23) A computer system, comprising:

means for extracting articles from documents to generate different zones of text regions in the articles;

means for executing an engine on at least one article from the documents to determine an accuracy of identifying suspects in the documents using suspect detection criteria;

means for manually correcting, with assistance of a software tool, suspects visually identified using the suspect detection criteria;

means for adjusting, in response to user input, the suspect detection criteria to improve the accuracy of identifying suspects; and

means for executing the engine with the adjusted suspect detection criteria.

24) The computer system of claim 23 further comprising, means for comparing a number of actual errors in the at least one article with a number of suspects identified in the at least one article to determine the accuracy of identifying suspects.

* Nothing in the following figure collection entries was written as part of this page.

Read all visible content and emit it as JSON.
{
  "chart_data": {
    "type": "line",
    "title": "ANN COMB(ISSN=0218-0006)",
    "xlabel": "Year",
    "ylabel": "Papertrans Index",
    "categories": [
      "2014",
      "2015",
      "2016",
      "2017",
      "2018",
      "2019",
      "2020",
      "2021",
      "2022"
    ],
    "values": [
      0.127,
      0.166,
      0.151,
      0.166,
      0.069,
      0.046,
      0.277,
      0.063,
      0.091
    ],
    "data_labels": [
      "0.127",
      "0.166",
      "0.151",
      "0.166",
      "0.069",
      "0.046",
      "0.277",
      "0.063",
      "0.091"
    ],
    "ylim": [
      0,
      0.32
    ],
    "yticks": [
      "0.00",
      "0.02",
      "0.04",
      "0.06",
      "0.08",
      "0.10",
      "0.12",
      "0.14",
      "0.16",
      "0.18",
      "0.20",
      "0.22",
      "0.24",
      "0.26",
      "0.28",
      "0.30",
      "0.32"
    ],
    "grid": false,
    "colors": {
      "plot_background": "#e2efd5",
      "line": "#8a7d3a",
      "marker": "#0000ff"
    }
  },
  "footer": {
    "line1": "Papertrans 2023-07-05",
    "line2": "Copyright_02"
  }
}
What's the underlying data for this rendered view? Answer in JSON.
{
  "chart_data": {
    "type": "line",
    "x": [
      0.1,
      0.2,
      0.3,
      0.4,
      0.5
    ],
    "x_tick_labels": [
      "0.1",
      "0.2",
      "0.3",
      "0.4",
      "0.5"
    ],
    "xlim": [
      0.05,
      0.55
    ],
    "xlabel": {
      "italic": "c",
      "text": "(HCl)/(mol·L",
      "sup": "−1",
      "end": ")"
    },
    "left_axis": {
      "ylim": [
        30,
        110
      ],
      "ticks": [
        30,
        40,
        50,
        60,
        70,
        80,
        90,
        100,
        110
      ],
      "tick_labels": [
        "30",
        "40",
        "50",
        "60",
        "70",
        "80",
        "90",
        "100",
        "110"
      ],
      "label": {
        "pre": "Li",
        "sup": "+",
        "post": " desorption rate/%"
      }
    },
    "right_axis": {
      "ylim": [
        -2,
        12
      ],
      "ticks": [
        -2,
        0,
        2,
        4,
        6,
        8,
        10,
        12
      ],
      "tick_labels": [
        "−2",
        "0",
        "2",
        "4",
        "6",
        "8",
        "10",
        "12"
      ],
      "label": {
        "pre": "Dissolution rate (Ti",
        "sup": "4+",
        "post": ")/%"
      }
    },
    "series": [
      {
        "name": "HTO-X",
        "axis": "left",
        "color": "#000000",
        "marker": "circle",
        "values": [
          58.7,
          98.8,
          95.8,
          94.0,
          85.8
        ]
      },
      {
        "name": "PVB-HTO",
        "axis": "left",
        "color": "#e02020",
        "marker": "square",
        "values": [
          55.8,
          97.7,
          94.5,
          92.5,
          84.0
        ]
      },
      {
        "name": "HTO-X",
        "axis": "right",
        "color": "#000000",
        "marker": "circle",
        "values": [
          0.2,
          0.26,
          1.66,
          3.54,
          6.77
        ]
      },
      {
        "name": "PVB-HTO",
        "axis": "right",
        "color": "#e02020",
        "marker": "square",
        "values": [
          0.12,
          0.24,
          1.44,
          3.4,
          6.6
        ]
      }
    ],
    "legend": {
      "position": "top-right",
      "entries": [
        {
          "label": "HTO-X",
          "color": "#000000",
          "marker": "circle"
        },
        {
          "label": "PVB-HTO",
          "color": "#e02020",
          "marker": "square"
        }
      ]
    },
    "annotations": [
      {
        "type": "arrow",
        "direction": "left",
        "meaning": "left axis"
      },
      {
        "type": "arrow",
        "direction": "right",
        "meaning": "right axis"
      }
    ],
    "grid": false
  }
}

25) Computer code executable on a computer system, the computer code comprising:

code to extract articles from scanned documents during an automated document processing phase;

code to select, in response to user input, a first combination of suspect detecting criteria for a text correction engine;

code to execute the text correction engine on a subset of the documents to determine suspect errors with the first combination of suspect detecting criteria;

code to display the suspect errors with visible indicia to distinguish the suspect errors from surrounding text;

code to select, in response to user input, a second combination of suspect detecting criteria for the text correction engine; and

code to execute the text correction engine with the second combination of suspect detecting criteria to improve accuracy of identifying suspect errors in the documents.

26) A computer readable medium, comprising:

instructions for selecting, in response to user input, criteria in a character recognition engine to identify suspect errors in scanned documents;

instructions for executing the engine on a subset of the scanned documents to determine an accuracy of error detection using the criteria; and

instructions for adjusting, in response to user input, the criteria to adjust the accuracy of identifying suspect errors.

27) The computer readable medium of claim 26 further comprising, instructions for executing the engine with the adjusted criteria on the scanned documents.

28) The computer readable medium of claim 26 further comprising, instructions for controlling the accuracy of identifying suspect errors by modifying the criteria.

29) The computer readable medium of claim 26 further comprising, instructions for:

displaying a page of one of the documents;

manually changing, with a text correction tool, a suspect error that is visually distinguishable in the page from surrounding text.

30) The computer readable medium of claim 26 further comprising, instructions for adjusting a threshold for confidence scoring optical character recognition of text content.